Daniel N. Shaviro: There’s an argument that the gross receipts character isn’t so terrible because there’s not much marginal costs to a company like Facebook being in a given country, say in the United Kingdom. There’s probably some minor cost, if they tailor things to the local market, but not much. If the company has no major business expenses related to gaining users in a country, then the gross becomes closer to the net.

But then, we can think of something like Starbucks. Weirdly, Starbucks is a company with actual coffee shops on the ground, yet in some ways it’s just like Facebook or Google. Now, of course, if you taxed Starbucks on their U.K. gross receipts, that would be a bad instrument. But I think the only income that’s really produced in England by Starbucks is from the poor slumps who are working as baristas and site managers. They’re not making a ton of money.

So, Starbucks makes a ton of money in the U.K. and they must, because you can’t go a block in London without seeing three of them — this is pre-pandemic. In a production sense, that money is created in the U.S. But in a consumption sense it’s being earned in the U.K.

The idea is that Starbucks, a brick-and-mortar business, could be in some ways be just like Google and Facebook because of their super valuable intellectual property It’s the same problem, except that you can’t use a gross receipts tax for Starbucks because it would be ludicrous.

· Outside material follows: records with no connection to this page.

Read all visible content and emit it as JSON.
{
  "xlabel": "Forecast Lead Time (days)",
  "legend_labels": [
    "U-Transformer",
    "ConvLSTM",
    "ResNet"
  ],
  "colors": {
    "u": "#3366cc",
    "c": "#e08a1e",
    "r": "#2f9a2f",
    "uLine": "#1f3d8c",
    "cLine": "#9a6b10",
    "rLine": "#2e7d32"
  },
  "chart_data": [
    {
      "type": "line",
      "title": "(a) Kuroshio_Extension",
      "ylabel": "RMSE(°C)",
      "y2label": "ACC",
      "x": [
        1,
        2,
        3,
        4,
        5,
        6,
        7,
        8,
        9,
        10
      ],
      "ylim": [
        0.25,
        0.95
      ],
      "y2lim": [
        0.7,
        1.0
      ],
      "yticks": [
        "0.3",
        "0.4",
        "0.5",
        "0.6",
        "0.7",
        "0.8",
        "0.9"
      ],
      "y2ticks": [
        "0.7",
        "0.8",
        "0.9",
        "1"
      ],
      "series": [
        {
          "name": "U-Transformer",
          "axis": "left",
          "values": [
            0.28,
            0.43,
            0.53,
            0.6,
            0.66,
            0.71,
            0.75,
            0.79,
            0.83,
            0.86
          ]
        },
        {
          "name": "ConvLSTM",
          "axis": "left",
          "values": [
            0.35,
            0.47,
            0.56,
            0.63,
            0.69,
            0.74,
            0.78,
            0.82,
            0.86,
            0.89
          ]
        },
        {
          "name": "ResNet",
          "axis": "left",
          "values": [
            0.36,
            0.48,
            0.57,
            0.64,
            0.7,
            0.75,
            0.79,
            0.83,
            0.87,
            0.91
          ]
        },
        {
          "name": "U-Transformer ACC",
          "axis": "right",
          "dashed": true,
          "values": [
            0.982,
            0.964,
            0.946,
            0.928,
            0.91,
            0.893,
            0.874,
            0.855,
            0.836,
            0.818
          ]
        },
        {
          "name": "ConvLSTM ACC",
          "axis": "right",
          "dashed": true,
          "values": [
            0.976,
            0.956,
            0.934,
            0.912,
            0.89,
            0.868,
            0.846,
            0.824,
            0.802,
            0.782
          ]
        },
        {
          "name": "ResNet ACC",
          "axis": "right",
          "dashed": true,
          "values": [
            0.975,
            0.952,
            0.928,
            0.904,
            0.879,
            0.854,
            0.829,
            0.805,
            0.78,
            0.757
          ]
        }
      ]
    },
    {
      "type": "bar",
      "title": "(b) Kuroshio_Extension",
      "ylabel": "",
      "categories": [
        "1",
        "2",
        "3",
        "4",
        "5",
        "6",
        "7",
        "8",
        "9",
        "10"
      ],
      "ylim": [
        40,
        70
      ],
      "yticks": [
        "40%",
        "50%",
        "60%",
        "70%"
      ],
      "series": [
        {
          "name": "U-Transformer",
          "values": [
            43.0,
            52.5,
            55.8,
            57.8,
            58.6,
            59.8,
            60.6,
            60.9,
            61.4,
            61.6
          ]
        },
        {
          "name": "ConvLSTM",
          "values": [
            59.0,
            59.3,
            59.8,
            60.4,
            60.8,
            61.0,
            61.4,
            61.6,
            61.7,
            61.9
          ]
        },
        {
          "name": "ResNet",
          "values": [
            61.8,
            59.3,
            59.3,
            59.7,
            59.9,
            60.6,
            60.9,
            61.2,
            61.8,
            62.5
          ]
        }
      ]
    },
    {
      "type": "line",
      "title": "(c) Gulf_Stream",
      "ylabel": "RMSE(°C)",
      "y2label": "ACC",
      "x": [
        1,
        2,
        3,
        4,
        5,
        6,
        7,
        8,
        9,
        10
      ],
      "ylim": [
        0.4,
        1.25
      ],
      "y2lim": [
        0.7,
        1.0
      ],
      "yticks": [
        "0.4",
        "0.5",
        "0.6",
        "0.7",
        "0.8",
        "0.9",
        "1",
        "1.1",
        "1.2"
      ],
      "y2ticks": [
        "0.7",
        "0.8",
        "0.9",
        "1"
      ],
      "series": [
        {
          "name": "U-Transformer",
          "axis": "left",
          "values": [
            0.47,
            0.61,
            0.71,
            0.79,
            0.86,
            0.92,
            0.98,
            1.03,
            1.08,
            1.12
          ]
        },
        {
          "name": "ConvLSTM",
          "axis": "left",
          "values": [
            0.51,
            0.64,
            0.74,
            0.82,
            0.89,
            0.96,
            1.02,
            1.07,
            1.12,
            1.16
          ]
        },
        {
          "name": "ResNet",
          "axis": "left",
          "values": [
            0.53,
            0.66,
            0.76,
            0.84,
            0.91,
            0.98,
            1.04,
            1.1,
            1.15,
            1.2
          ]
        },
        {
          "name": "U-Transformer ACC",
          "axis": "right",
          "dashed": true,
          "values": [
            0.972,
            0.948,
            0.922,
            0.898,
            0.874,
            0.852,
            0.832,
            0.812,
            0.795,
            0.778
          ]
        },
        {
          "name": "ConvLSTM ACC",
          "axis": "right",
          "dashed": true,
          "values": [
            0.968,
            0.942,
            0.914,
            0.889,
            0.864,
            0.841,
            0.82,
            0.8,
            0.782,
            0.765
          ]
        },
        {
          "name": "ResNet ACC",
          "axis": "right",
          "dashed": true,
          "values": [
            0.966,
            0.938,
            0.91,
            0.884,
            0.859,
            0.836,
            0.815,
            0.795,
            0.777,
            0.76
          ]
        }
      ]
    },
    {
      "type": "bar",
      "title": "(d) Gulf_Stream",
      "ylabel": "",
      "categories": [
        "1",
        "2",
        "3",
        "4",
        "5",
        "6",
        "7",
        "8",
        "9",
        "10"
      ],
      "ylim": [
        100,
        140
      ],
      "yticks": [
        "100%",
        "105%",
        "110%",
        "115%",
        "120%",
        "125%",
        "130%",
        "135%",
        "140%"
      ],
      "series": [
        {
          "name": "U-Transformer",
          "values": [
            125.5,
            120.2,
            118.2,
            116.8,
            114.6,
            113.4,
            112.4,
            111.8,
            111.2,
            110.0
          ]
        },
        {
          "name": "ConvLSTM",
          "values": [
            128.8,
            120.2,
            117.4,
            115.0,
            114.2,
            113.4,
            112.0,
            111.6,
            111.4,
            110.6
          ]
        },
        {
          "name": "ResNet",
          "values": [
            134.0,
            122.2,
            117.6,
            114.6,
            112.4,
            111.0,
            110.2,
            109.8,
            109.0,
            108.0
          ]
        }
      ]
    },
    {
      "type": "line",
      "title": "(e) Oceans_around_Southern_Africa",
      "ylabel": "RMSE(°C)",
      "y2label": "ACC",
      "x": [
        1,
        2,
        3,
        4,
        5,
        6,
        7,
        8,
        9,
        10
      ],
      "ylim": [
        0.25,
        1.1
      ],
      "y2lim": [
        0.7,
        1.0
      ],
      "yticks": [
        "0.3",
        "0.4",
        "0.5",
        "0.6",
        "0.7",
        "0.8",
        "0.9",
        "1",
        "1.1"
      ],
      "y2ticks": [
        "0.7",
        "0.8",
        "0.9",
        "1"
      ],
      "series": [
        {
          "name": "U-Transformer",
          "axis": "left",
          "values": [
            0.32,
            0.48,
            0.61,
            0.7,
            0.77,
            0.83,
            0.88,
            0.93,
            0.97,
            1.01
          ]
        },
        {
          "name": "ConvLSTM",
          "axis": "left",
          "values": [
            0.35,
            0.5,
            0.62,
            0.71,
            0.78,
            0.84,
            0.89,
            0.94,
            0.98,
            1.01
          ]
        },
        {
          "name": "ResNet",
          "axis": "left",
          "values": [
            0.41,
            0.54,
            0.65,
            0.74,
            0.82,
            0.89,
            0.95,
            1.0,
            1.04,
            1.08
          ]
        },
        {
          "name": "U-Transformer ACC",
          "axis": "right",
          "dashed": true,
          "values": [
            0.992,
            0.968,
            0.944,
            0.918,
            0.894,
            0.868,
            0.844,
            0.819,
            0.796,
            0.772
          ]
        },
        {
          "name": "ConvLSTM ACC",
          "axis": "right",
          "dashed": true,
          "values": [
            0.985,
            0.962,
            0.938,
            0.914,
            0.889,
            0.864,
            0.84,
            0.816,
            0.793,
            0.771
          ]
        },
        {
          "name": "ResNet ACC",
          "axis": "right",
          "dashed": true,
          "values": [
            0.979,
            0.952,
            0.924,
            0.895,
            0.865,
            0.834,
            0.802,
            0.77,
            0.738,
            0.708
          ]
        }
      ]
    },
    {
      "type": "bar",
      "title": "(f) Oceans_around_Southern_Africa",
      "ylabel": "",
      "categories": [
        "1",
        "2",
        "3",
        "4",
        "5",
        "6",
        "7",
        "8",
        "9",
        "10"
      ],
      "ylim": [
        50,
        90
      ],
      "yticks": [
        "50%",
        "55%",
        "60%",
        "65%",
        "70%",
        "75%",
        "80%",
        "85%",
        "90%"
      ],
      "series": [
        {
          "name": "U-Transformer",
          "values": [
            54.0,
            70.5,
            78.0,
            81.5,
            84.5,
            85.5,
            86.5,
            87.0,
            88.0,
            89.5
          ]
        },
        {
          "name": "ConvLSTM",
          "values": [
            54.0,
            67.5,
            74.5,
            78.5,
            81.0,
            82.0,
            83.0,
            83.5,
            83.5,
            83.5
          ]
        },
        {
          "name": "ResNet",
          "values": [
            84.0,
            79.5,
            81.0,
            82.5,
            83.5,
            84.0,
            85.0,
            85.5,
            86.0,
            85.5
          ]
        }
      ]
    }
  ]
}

Robert Goulder: What are your thoughts on pillar 1 and pillar 2 as they relate to Bittker’s pendulum?

Daniel N. Shaviro: I certainly don’t claim to have a crystal ball about whether it’ll work or not. One scenario is that it kind of works, but that’s a relatively benign view because it could also fail. I’m sort of pessimistic because I see it as having enormous obstacles. But I’m certainly rooting for it to be decently effective.

Robert Goulder: Final thoughts on equity versus efficiency. We could come back in 20 years and somebody will still be doing podcasts and videos about what the ideal corporate income tax should look like. This discussion never goes away, right?

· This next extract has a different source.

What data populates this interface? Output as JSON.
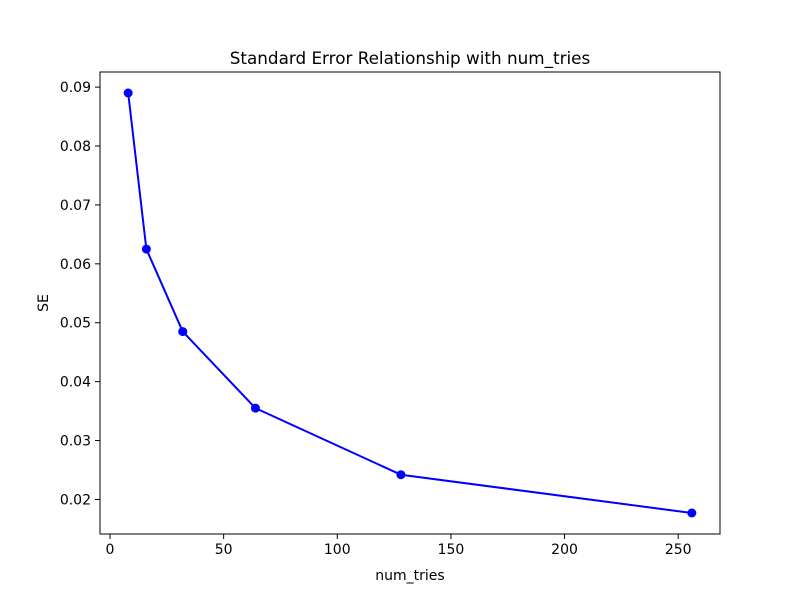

Daniel N. Shaviro: Well, attitudes change as our perceptions of markets change. Do they work well, or work poorly? And our perceptions of income or wealth distribution being decent, or not. You could have a world where we moved toward greater equality. Another world is where things get worse and worse, with the equity side kind of suppressed. What’s the old saying, “I can predict anything except the future.”

Robert Goulder: We’ll leave it at that. Professor, thank you for joining us.

Daniel N. Shaviro: Thanks so much for having me. It was a real pleasure.